La poursuite de la découverte tardive de The Sinner, cette série largement décalée dans son propos par rapport au mainstream des séries policières, nous réserve à nouveau de bonnes surprises et suscite des réflexions passionnantes.
Reprenant la même structure que sa première saison, c’est-à-dire la recherche des motifs, matériels et psychologiques, d’un meurtrier dont le crime ne fait aucun doute, en parallèle avec le travail personnel de « guérison » d’un flic revenant sur ses propres traumas d’enfance, The Sinner développe dans cette suite encore plus clairement son sujet profond. Et confirme donc une singularité thématique qui la distingue de 99% des séries policières américaines « grand public » disponibles sur les plateformes de streaming.
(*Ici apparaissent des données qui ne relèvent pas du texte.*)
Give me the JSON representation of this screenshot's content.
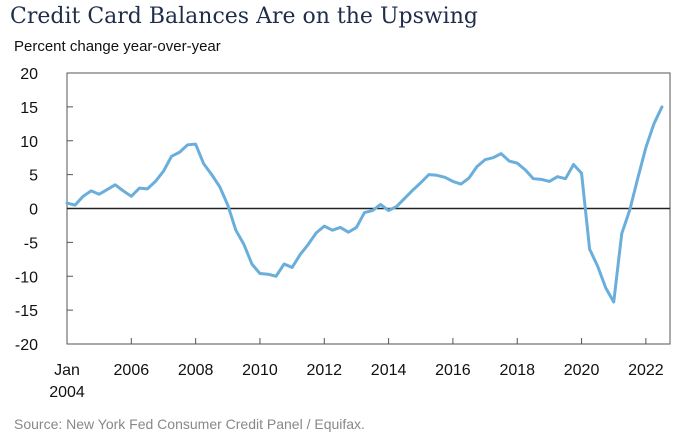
{
  "chart_data": {
    "type": "line",
    "title": "Credit Card Balances Are on the Upswing",
    "ylabel": "Percent change year-over-year",
    "xlabel": "",
    "source": "Source: New York Fed Consumer Credit Panel / Equifax.",
    "ylim": [
      -20,
      20
    ],
    "xlim": [
      2004.0,
      2022.75
    ],
    "yticks": [
      20,
      15,
      10,
      5,
      0,
      -5,
      -10,
      -15,
      -20
    ],
    "ytick_labels": [
      "20",
      "15",
      "10",
      "5",
      "0",
      "-5",
      "-10",
      "-15",
      "-20"
    ],
    "xticks": [
      {
        "value": 2004,
        "label": "Jan",
        "label2": "2004"
      },
      {
        "value": 2006,
        "label": "2006"
      },
      {
        "value": 2008,
        "label": "2008"
      },
      {
        "value": 2010,
        "label": "2010"
      },
      {
        "value": 2012,
        "label": "2012"
      },
      {
        "value": 2014,
        "label": "2014"
      },
      {
        "value": 2016,
        "label": "2016"
      },
      {
        "value": 2018,
        "label": "2018"
      },
      {
        "value": 2020,
        "label": "2020"
      },
      {
        "value": 2022,
        "label": "2022"
      }
    ],
    "grid": false,
    "zero_line": true,
    "line_color": "#6aaedc",
    "series": [
      {
        "x": [
          2004.0,
          2004.25,
          2004.5,
          2004.75,
          2005.0,
          2005.25,
          2005.5,
          2005.75,
          2006.0,
          2006.25,
          2006.5,
          2006.75,
          2007.0,
          2007.25,
          2007.5,
          2007.75,
          2008.0,
          2008.25,
          2008.5,
          2008.75,
          2009.0,
          2009.25,
          2009.5,
          2009.75,
          2010.0,
          2010.25,
          2010.5,
          2010.75,
          2011.0,
          2011.25,
          2011.5,
          2011.75,
          2012.0,
          2012.25,
          2012.5,
          2012.75,
          2013.0,
          2013.25,
          2013.5,
          2013.75,
          2014.0,
          2014.25,
          2014.5,
          2014.75,
          2015.0,
          2015.25,
          2015.5,
          2015.75,
          2016.0,
          2016.25,
          2016.5,
          2016.75,
          2017.0,
          2017.25,
          2017.5,
          2017.75,
          2018.0,
          2018.25,
          2018.5,
          2018.75,
          2019.0,
          2019.25,
          2019.5,
          2019.75,
          2020.0,
          2020.25,
          2020.5,
          2020.75,
          2021.0,
          2021.25,
          2021.5,
          2021.75,
          2022.0,
          2022.25,
          2022.5
        ],
        "values": [
          0.8,
          0.5,
          1.8,
          2.6,
          2.1,
          2.8,
          3.5,
          2.6,
          1.8,
          3.0,
          2.9,
          4.0,
          5.5,
          7.7,
          8.3,
          9.4,
          9.5,
          6.6,
          5.0,
          3.2,
          0.5,
          -3.2,
          -5.3,
          -8.2,
          -9.6,
          -9.7,
          -10.0,
          -8.2,
          -8.7,
          -6.8,
          -5.3,
          -3.6,
          -2.6,
          -3.2,
          -2.8,
          -3.5,
          -2.8,
          -0.6,
          -0.3,
          0.6,
          -0.3,
          0.3,
          1.5,
          2.7,
          3.8,
          5.0,
          4.9,
          4.6,
          4.0,
          3.6,
          4.5,
          6.2,
          7.2,
          7.5,
          8.1,
          7.0,
          6.7,
          5.7,
          4.4,
          4.3,
          4.0,
          4.7,
          4.4,
          6.5,
          5.2,
          -6.0,
          -8.5,
          -11.7,
          -13.8,
          -3.7,
          -0.2,
          4.5,
          9.0,
          12.5,
          15.0
        ]
      }
    ]
  }
}
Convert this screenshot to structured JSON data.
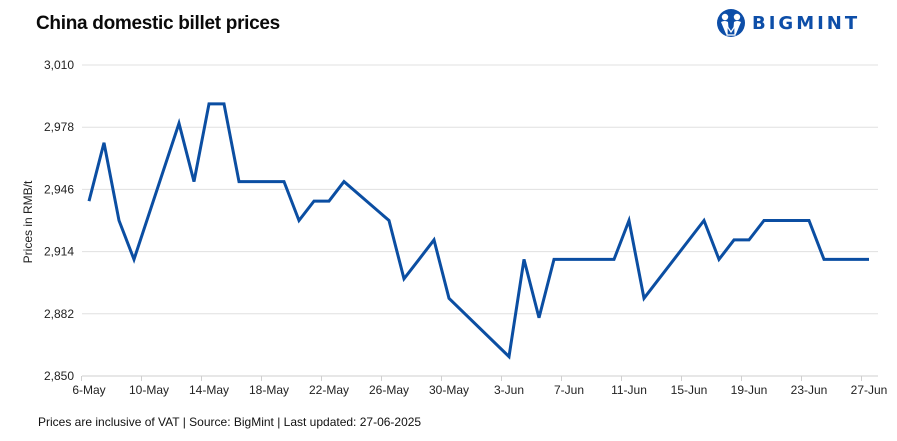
{
  "header": {
    "title": "China domestic billet prices",
    "logo_text": "BIGMINT",
    "logo_icon": "people-logo-icon"
  },
  "footer": {
    "note": "Prices are inclusive of VAT | Source: BigMint | Last updated: 27-06-2025"
  },
  "colors": {
    "line": "#0B4EA2",
    "grid": "#E0E0E0",
    "brand": "#0D4EA8"
  },
  "chart_data": {
    "type": "line",
    "title": "China domestic billet prices",
    "xlabel": "",
    "ylabel": "Prices in RMB/t",
    "ylim": [
      2850,
      3010
    ],
    "yticks": [
      "2,850",
      "2,882",
      "2,914",
      "2,946",
      "2,978",
      "3,010"
    ],
    "ytick_values": [
      2850,
      2882,
      2914,
      2946,
      2978,
      3010
    ],
    "xtick_labels": [
      "6-May",
      "10-May",
      "14-May",
      "18-May",
      "22-May",
      "26-May",
      "30-May",
      "3-Jun",
      "7-Jun",
      "11-Jun",
      "15-Jun",
      "19-Jun",
      "23-Jun",
      "27-Jun"
    ],
    "grid": true,
    "legend": null,
    "series": [
      {
        "name": "China domestic billet price",
        "points": [
          {
            "date": "6-May",
            "day": 0,
            "value": 2940
          },
          {
            "date": "7-May",
            "day": 1,
            "value": 2970
          },
          {
            "date": "8-May",
            "day": 2,
            "value": 2930
          },
          {
            "date": "9-May",
            "day": 3,
            "value": 2910
          },
          {
            "date": "12-May",
            "day": 6,
            "value": 2980
          },
          {
            "date": "13-May",
            "day": 7,
            "value": 2950
          },
          {
            "date": "14-May",
            "day": 8,
            "value": 2990
          },
          {
            "date": "15-May",
            "day": 9,
            "value": 2990
          },
          {
            "date": "16-May",
            "day": 10,
            "value": 2950
          },
          {
            "date": "19-May",
            "day": 13,
            "value": 2950
          },
          {
            "date": "20-May",
            "day": 14,
            "value": 2930
          },
          {
            "date": "21-May",
            "day": 15,
            "value": 2940
          },
          {
            "date": "22-May",
            "day": 16,
            "value": 2940
          },
          {
            "date": "23-May",
            "day": 17,
            "value": 2950
          },
          {
            "date": "26-May",
            "day": 20,
            "value": 2930
          },
          {
            "date": "27-May",
            "day": 21,
            "value": 2900
          },
          {
            "date": "28-May",
            "day": 22,
            "value": 2910
          },
          {
            "date": "29-May",
            "day": 23,
            "value": 2920
          },
          {
            "date": "30-May",
            "day": 24,
            "value": 2890
          },
          {
            "date": "3-Jun",
            "day": 28,
            "value": 2860
          },
          {
            "date": "4-Jun",
            "day": 29,
            "value": 2910
          },
          {
            "date": "5-Jun",
            "day": 30,
            "value": 2880
          },
          {
            "date": "6-Jun",
            "day": 31,
            "value": 2910
          },
          {
            "date": "9-Jun",
            "day": 34,
            "value": 2910
          },
          {
            "date": "10-Jun",
            "day": 35,
            "value": 2910
          },
          {
            "date": "11-Jun",
            "day": 36,
            "value": 2930
          },
          {
            "date": "12-Jun",
            "day": 37,
            "value": 2890
          },
          {
            "date": "13-Jun",
            "day": 38,
            "value": 2900
          },
          {
            "date": "16-Jun",
            "day": 41,
            "value": 2930
          },
          {
            "date": "17-Jun",
            "day": 42,
            "value": 2910
          },
          {
            "date": "18-Jun",
            "day": 43,
            "value": 2920
          },
          {
            "date": "19-Jun",
            "day": 44,
            "value": 2920
          },
          {
            "date": "20-Jun",
            "day": 45,
            "value": 2930
          },
          {
            "date": "23-Jun",
            "day": 48,
            "value": 2930
          },
          {
            "date": "24-Jun",
            "day": 49,
            "value": 2910
          },
          {
            "date": "25-Jun",
            "day": 50,
            "value": 2910
          },
          {
            "date": "26-Jun",
            "day": 51,
            "value": 2910
          },
          {
            "date": "27-Jun",
            "day": 52,
            "value": 2910
          }
        ]
      }
    ]
  }
}
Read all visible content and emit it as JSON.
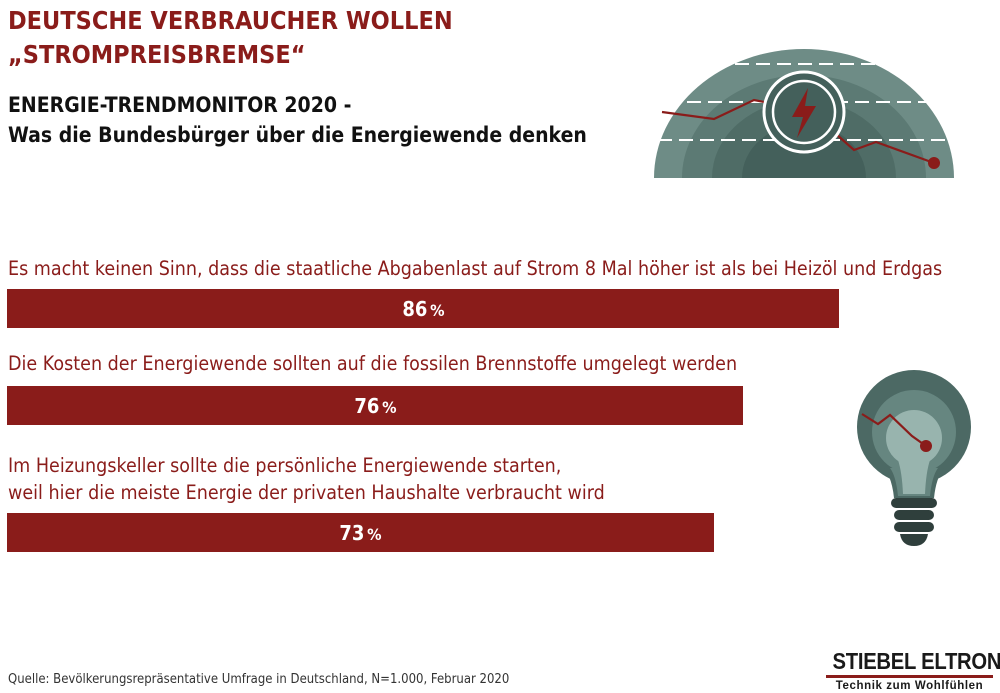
{
  "headline": {
    "line1": "DEUTSCHE VERBRAUCHER WOLLEN",
    "line2": "„STROMPREISBREMSE“"
  },
  "subtitle": {
    "line1": "ENERGIE-TRENDMONITOR 2020 -",
    "line2": "Was die Bundesbürger über die Energiewende denken"
  },
  "chart_data": {
    "type": "bar",
    "orientation": "horizontal",
    "unit": "%",
    "xlim": [
      0,
      100
    ],
    "grid": false,
    "legend": "none",
    "categories": [
      "Es macht keinen Sinn, dass die staatliche Abgabenlast auf Strom 8 Mal höher ist als bei Heizöl und Erdgas",
      "Die Kosten der Energiewende sollten auf die fossilen Brennstoffe umgelegt werden",
      "Im Heizungskeller sollte die persönliche Energiewende starten, weil hier die meiste Energie der privaten Haushalte verbraucht wird"
    ],
    "category_lines": [
      [
        "Es macht keinen Sinn, dass die staatliche Abgabenlast auf Strom 8 Mal höher ist als bei Heizöl und Erdgas"
      ],
      [
        "Die Kosten der Energiewende sollten auf die fossilen Brennstoffe umgelegt werden"
      ],
      [
        "Im Heizungskeller sollte die persönliche Energiewende starten,",
        "weil hier die meiste Energie der privaten Haushalte verbraucht wird"
      ]
    ],
    "values": [
      86,
      76,
      73
    ],
    "bar_labels": [
      "86",
      "76",
      "73"
    ],
    "bar_color": "#8a1c1a",
    "label_color": "#ffffff"
  },
  "source": "Quelle: Bevölkerungsrepräsentative Umfrage in Deutschland, N=1.000, Februar 2020",
  "brand": {
    "name": "STIEBEL ELTRON",
    "tagline": "Technik zum Wohlfühlen",
    "accent": "#8a1c1a"
  },
  "icons": [
    "gauge-icon",
    "lightning-icon",
    "light-bulb-icon"
  ],
  "colors": {
    "accent": "#8a1c1a",
    "text_dark": "#111111",
    "icon_teal_dark": "#4c6964",
    "icon_teal_mid": "#668680",
    "icon_teal_light": "#98b4ae"
  }
}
Alors que l’on voit se dessiner rapidement (dès le second épisode) une condamnation – désormais assez convenue – des sectes, Derek Simmond dévoile progressivement son véritable propos, qui est la condamnation sans appel de la violence masculine faite aux femmes et aux enfants. Ce que la série nous dit, c’est que si la secte de Mosswood a eu un impact aussi destructeur sur les jeunes femmes qui s’y étaient réfugiées, c’est clairement parce qu’elle est devenue, sous l’influence du « Beacon » et des hommes « de pouvoir » de la ville voisine, un lieu où abus sexuels et violences soi-disant « libératrices » étaient encouragés, pas parce que s’y pratiquaient des techniques de psychanalyse non conventionnelles : ce point de vue inhabituel est évidemment assez malaisant, et ce d’autant que le « work » pratiqué par la nouvelle responsable de la communauté nous est présenté comme efficace pour libérer Ambrose de son passé ! Si l’on adhère forcément à la vision très dure que The Sinner propose à nouveau sur la culture prédactrice des mâles américains, on peut quand même émettre des réserves quant à sa vision de la psychanalyse et de la psychiatrie.
Ceci posé, on prendra à nouveau un grand plaisir à ces huit épisodes aussi complexes que judicieusement construits, portés par une interprétation impeccable d’un Bill Pullman fascinant et d’une Carrie Coon superbe d’ambiguïté, réussissant à nous toucher avec sa composition très fine d’un personnage paradoxal. On pourra sans doute regretter que certains fils de l’intrigue se voient assez sommairement abandonnés (Qu’est devenu le Beacon ? Quelles ont été les conditions de son départ ? Quid de cette troupe de machos violents qui ont dévasté la secte et de leur leader ?) au bénéfice d’un final un peu plus convenu. Par contre, on se délectera rétrospectivement d’un premier épisode magistral, en ce qu’il nous démontre que nous sommes tous très rapides à juger d’une situation en fonction de critères de « normalité » (une famille ordinaire en route pour les Chutes du Niagara, des conflits ordinaires entre ses membres…) : c’est en faisant exploser cette illusion et en dévoilant les abîmes qui s’y dissimulent que « The Sinner » fait réellement son travail le plus intéressant.